Une étude australienne publiée en décembre 2023 dans la revue Schizophrenia Bulletin met en lumière un lien potentiel entre la possession d’un chat durant l’enfance et un risque accru de développer une maladie mentale rare, la schizophrénie.

Les chercheurs ont analysé des données recueillies depuis les années 1980 dans plusieurs pays. Leur conclusion : le risque de développer cette maladie pourrait être environ doublé chez les personnes ayant été exposées à un chat avant l’âge de 25 ans. Au cœur de cette hypothèse se trouve un parasite très courant, le Toxoplasma gondii, qui pourrait agir silencieusement sur le cerveau humain.

Un risque accru mais rare

La schizophrénie, ainsi que ses formes apparentées, reste une maladie rare. Elle touche environ 0,5 % de la population au cours de la vie. Selon cette méta-analyse dirigée par le Dr John McGrath, l’exposition aux chats durant l’enfance est associée à un risque environ deux fois plus élevé. Le parasite Toxoplasma gondii, responsable de la toxoplasmose, est considéré comme le principal suspect dans cette relation.

Une étude qui rassemble plusieurs travaux

Les chercheurs ont examiné 17 études réalisées entre 1980 et 2023 dans 11 pays. En regroupant ces travaux, ils ont obtenu un odds ratio d’environ 2,2. Cela signifie que les personnes ayant vécu avec un chat avant 25 ans ont environ deux fois plus de risques de développer une schizophrénie. La période entre 9 et 12 ans semble particulièrement sensible, car le cerveau y est encore en plein développement.

Il est important de préciser que la schizophrénie reste rare. Si le risque moyen dans la population générale est d’environ 0,5 %, il pourrait atteindre 1 % chez les personnes exposées à un chat tôt dans la vie. Autrement dit, pour la majorité des propriétaires de chats, ce facteur ne suffira pas à déclencher la maladie.

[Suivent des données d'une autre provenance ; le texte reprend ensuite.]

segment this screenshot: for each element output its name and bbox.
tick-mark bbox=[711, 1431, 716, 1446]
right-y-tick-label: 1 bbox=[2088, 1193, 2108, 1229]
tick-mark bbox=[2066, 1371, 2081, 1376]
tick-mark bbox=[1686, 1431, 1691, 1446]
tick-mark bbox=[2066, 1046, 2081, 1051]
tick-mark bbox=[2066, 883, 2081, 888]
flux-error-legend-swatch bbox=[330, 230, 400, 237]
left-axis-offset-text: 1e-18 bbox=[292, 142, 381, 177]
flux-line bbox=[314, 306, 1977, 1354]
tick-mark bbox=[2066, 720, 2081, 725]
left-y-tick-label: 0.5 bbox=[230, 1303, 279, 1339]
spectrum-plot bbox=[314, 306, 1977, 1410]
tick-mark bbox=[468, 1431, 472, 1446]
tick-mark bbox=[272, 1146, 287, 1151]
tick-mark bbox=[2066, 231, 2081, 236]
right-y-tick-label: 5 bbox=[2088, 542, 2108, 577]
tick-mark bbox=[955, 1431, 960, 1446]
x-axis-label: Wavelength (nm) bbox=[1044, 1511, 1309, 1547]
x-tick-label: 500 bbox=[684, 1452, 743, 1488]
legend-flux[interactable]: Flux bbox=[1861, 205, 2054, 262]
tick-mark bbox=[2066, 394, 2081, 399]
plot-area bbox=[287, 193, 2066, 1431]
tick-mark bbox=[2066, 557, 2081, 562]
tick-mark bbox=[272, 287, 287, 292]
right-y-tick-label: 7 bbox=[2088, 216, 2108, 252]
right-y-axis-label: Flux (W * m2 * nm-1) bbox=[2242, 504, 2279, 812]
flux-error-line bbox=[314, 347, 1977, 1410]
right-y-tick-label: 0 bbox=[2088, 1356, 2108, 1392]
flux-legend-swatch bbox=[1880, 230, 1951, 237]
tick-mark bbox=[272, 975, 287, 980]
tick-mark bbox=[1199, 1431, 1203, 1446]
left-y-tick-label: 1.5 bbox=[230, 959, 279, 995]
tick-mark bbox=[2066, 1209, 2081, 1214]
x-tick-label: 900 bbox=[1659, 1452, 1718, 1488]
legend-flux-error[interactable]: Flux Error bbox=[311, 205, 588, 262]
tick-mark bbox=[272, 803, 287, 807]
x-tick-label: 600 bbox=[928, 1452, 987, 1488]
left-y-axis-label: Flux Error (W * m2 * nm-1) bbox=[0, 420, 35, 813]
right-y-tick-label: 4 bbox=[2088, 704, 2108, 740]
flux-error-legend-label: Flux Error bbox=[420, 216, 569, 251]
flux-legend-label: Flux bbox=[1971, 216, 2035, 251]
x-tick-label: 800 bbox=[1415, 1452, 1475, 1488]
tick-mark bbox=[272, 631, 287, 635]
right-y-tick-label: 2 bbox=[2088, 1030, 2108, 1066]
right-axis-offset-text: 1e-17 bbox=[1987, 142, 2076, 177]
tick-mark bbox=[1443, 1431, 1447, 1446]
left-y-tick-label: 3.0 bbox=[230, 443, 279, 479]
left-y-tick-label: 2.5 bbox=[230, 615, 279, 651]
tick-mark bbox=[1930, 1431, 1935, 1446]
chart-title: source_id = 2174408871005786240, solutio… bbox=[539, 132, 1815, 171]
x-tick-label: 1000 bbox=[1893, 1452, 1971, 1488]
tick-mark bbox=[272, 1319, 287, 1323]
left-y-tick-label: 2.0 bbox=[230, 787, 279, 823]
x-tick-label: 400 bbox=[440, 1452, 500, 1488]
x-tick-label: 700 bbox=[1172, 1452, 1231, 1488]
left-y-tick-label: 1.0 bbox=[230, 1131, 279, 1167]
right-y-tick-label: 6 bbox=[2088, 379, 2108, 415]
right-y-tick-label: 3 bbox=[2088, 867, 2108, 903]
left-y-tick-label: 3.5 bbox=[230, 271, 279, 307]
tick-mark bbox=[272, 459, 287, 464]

Le rôle du parasite Toxoplasma gondii et autres pistes

Le chat pourrait simplement être un vecteur d’infection. Le parasite Toxoplasma gondii infecte environ un tiers de la population mondiale. Il se transmet par les excréments, le sol contaminé ou la viande mal cuite, pas uniquement par la litière. En France, des études indiquent qu’environ 40 % des adultes ont déjà rencontré ce parasite, ce qui explique le dépistage systématique durant la grossesse.

Une étude menée aux États-Unis sur 354 étudiants en psychologie, rapportée par Futura-Sciences, n’a pas trouvé de lien direct entre la possession de chats et la schizophrénie. Cependant, elle a observé des scores plus élevés de schizotypie chez les personnes mordues ou exposées à la salive du chat, évoquant la bactérie Pasteurella multocida.

Conseils pour les propriétaires de chats

Les auteurs de la méta-analyse rappellent qu’ils ont identifié une association, mais pas une relation de cause à effet. De plus, plusieurs facteurs sociaux ou médicaux peuvent expliquer ce lien, et dans certains cas, le rapport disparaît après leur prise en compte.

Pour réduire tout risque, il est conseillé aux propriétaires de chats de maintenir une hygiène rigoureuse : litière propre, lavage des mains, éviter de donner de la viande crue à leur animal, et consulter régulièrement un vétérinaire. Une vigilance particulière est recommandée chez les femmes enceintes.